In my family and dh's kissing family members on the lips is normal - although only among parents(or grandparents)/children.

However my grandad never kissed any of us on the lips because he always said "You should never kiss old men" my sister now adds "Unless they're stinking rich" to the end of that Grin

joymaker · 19/03/2011 15:22

colditz- I know they are only doing it out of love. My family is very affectionate. I think it is absolutely natural between parent and child and give my DS kisses on the lips although not consistently. I just don't understand why, for other family members the cheek ,the forehead and /or a loving hug isn't sufficient.

Skinit- I tried something similar to the "Oh, he's coming down with a cold so it's as well not to kiss his mouth." approach but felt I couldn't keep saying this. Maybe I'll try a 'joke' next time (but what about the next?- as there will most likely be one!)
I would really like to say something like the joke you suggest though I think that even that would cause offence.

oopslateagain- poor you Shock Grin

OP posts:
Skinit · 19/03/2011 15:22

It iS intimate....lips are intimate. Slobber is gross too.

exoticfruits · 19/03/2011 15:25

I think that it is more important to interact. They will be able to do it for a very short time, depending on DC. DS will decide-until then, if it isn't upsetting him, I can't see a problem.

Fluteyboots · 19/03/2011 15:26

Shinymoon is your name from a toy?
Sorry, hijack

oopslateagain · 19/03/2011 15:28

Next time you visit, before the slobbering kissing starts tell them your friend has rung you to let you know she's had a coldsore break out - and she was kissing your ds Just Yesterday Shock

Be very worried and obsessively check your ds's lips all day.
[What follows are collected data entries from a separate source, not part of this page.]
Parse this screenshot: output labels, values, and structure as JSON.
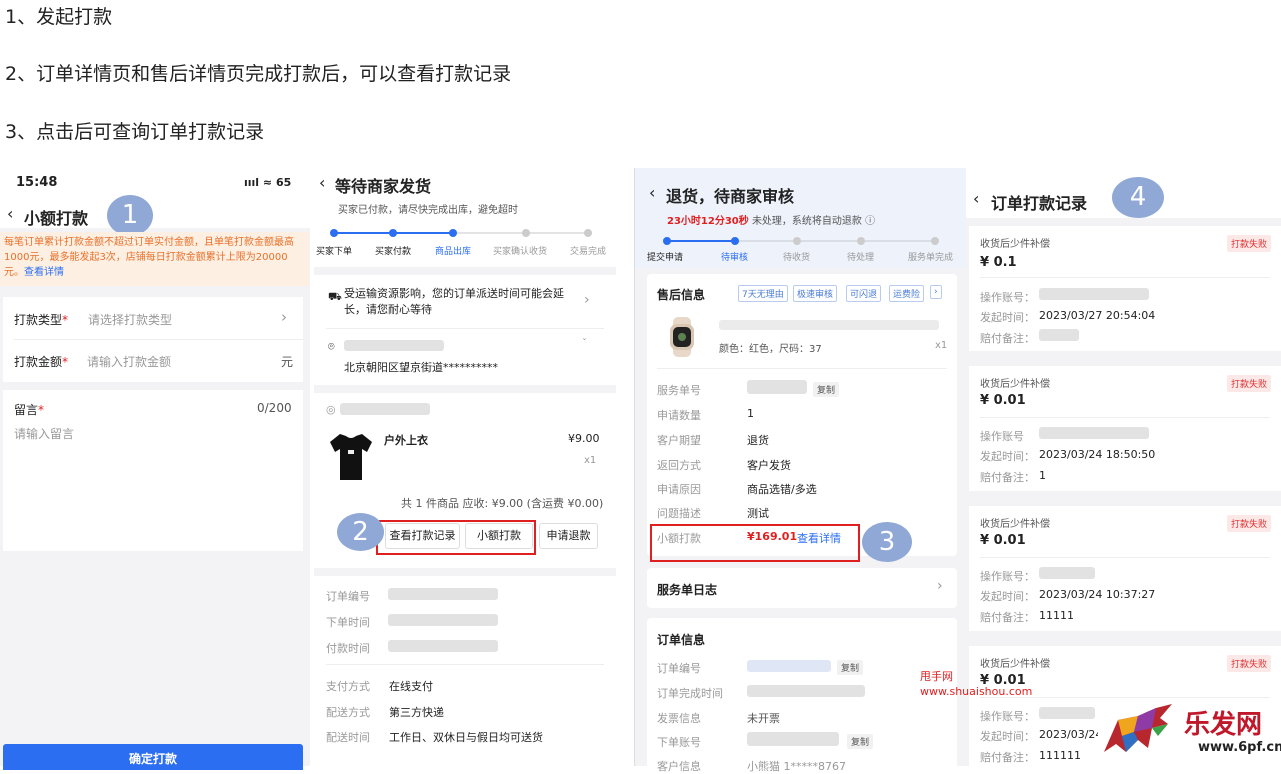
{
  "steps": [
    "1、发起打款",
    "2、订单详情页和售后详情页完成打款后，可以查看打款记录",
    "3、点击后可查询订单打款记录"
  ],
  "markers": [
    "1",
    "2",
    "3",
    "4"
  ],
  "panel1": {
    "time": "15:48",
    "status_icons": "ıııl ≈ 65",
    "title": "小额打款",
    "notice": "每笔订单累计打款金额不超过订单实付金额，且单笔打款金额最高1000元，最多能发起3次，店铺每日打款金额累计上限为20000元。",
    "notice_link": "查看详情",
    "type_label": "打款类型",
    "type_placeholder": "请选择打款类型",
    "amount_label": "打款金额",
    "amount_placeholder": "请输入打款金额",
    "amount_unit": "元",
    "msg_label": "留言",
    "msg_count": "0/200",
    "msg_placeholder": "请输入留言",
    "confirm": "确定打款",
    "required_mark": "*"
  },
  "panel2": {
    "title": "等待商家发货",
    "subtitle": "买家已付款，请尽快完成出库，避免超时",
    "progress": [
      "买家下单",
      "买家付款",
      "商品出库",
      "买家确认收货",
      "交易完成"
    ],
    "notice": "受运输资源影响，您的订单派送时间可能会延长，请您耐心等待",
    "address": "北京朝阳区望京街道**********",
    "product_name": "户外上衣",
    "product_price": "¥9.00",
    "product_qty": "x1",
    "summary": "共 1 件商品  应收: ¥9.00 (含运费 ¥0.00)",
    "btn_view": "查看打款记录",
    "btn_pay": "小额打款",
    "btn_refund": "申请退款",
    "rows": [
      {
        "label": "订单编号",
        "value": ""
      },
      {
        "label": "下单时间",
        "value": ""
      },
      {
        "label": "付款时间",
        "value": ""
      },
      {
        "label": "支付方式",
        "value": "在线支付"
      },
      {
        "label": "配送方式",
        "value": "第三方快递"
      },
      {
        "label": "配送时间",
        "value": "工作日、双休日与假日均可送货"
      }
    ]
  },
  "panel3": {
    "title": "退货，待商家审核",
    "countdown": "23小时12分30秒",
    "countdown_suffix": "未处理，系统将自动退款 ⓘ",
    "progress": [
      "提交申请",
      "待审核",
      "待收货",
      "待处理",
      "服务单完成"
    ],
    "section_title": "售后信息",
    "tags": [
      "7天无理由",
      "极速审核",
      "可闪退",
      "运费险",
      "›"
    ],
    "product_spec": "颜色：红色，尺码：37",
    "product_qty": "x1",
    "rows": [
      {
        "label": "服务单号",
        "value": ""
      },
      {
        "label": "申请数量",
        "value": "1"
      },
      {
        "label": "客户期望",
        "value": "退货"
      },
      {
        "label": "返回方式",
        "value": "客户发货"
      },
      {
        "label": "申请原因",
        "value": "商品选错/多选"
      },
      {
        "label": "问题描述",
        "value": "测试"
      }
    ],
    "copy": "复制",
    "micro_label": "小额打款",
    "micro_amount": "¥169.01",
    "micro_link": "查看详情",
    "log_title": "服务单日志",
    "order_title": "订单信息",
    "order_rows": [
      {
        "label": "订单编号",
        "value": ""
      },
      {
        "label": "订单完成时间",
        "value": ""
      },
      {
        "label": "发票信息",
        "value": "未开票"
      },
      {
        "label": "下单账号",
        "value": ""
      },
      {
        "label": "客户信息",
        "value": "小熊猫  1*****8767"
      }
    ]
  },
  "panel4": {
    "title": "订单打款记录",
    "records": [
      {
        "type": "收货后少件补偿",
        "amount": "¥ 0.1",
        "status": "打款失败",
        "account_label": "操作账号：",
        "time_label": "发起时间：",
        "time": "2023/03/27 20:54:04",
        "note_label": "赔付备注：",
        "note": ""
      },
      {
        "type": "收货后少件补偿",
        "amount": "¥ 0.01",
        "status": "打款失败",
        "account_label": "操作账号",
        "time_label": "发起时间：",
        "time": "2023/03/24 18:50:50",
        "note_label": "赔付备注：",
        "note": "1"
      },
      {
        "type": "收货后少件补偿",
        "amount": "¥ 0.01",
        "status": "打款失败",
        "account_label": "操作账号：",
        "time_label": "发起时间：",
        "time": "2023/03/24 10:37:27",
        "note_label": "赔付备注：",
        "note": "11111"
      },
      {
        "type": "收货后少件补偿",
        "amount": "¥ 0.01",
        "status": "打款失败",
        "account_label": "操作账号：",
        "time_label": "发起时间：",
        "time": "2023/03/24",
        "note_label": "赔付备注：",
        "note": "111111"
      }
    ]
  },
  "watermarks": {
    "site_name": "甩手网",
    "site_url": "www.shuaishou.com",
    "logo_text": "乐发网",
    "logo_url": "www.6pf.cn"
  },
  "colors": {
    "accent": "#2b6ef2",
    "price_red": "#e02020",
    "notice_bg": "#fdf0e2",
    "notice_text": "#e8702a"
  }
}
Then next time you visit you have the perfect reason to ask everyone not to kiss his lips as you can't go through all that worry again.

yama · 19/03/2011 15:29

Someone once told me that there are more germs in a human's mouth than their arse.

When I had dc1 I banned kissing her on the lips as I read that it was not safe. People respected my wishes. Could you research this angle?

IloveJudgeJudy · 19/03/2011 15:30

Tbh I think you jusst have to put up with it. It's your DP's side of the family showing him affection in their way. He is 50% you and 50% DP. You can't tell them exactly how to show your DS affection, you just can't. They're not doing anything wrong at all, just not doing things your way.

There will be many times as your DS grows up that people who love him will treat him in a different way
than you would. So long as they're not doing him any harm, then that's fine. Your way of living is not the only way. I don't mean that harshly at all, it's just that you'll drive yourself mad if you get upset at things that people do in their interaction with your DS that is different from the way you would do it.

Theyremybiscuits · 19/03/2011 15:31

Fairly small chance of this happening, but when I worked for a local paper, we did a story of a child who had suffered devastating brain damage as a result of catching the herpes virus from his Grandma who kissed him on the lips. Awful.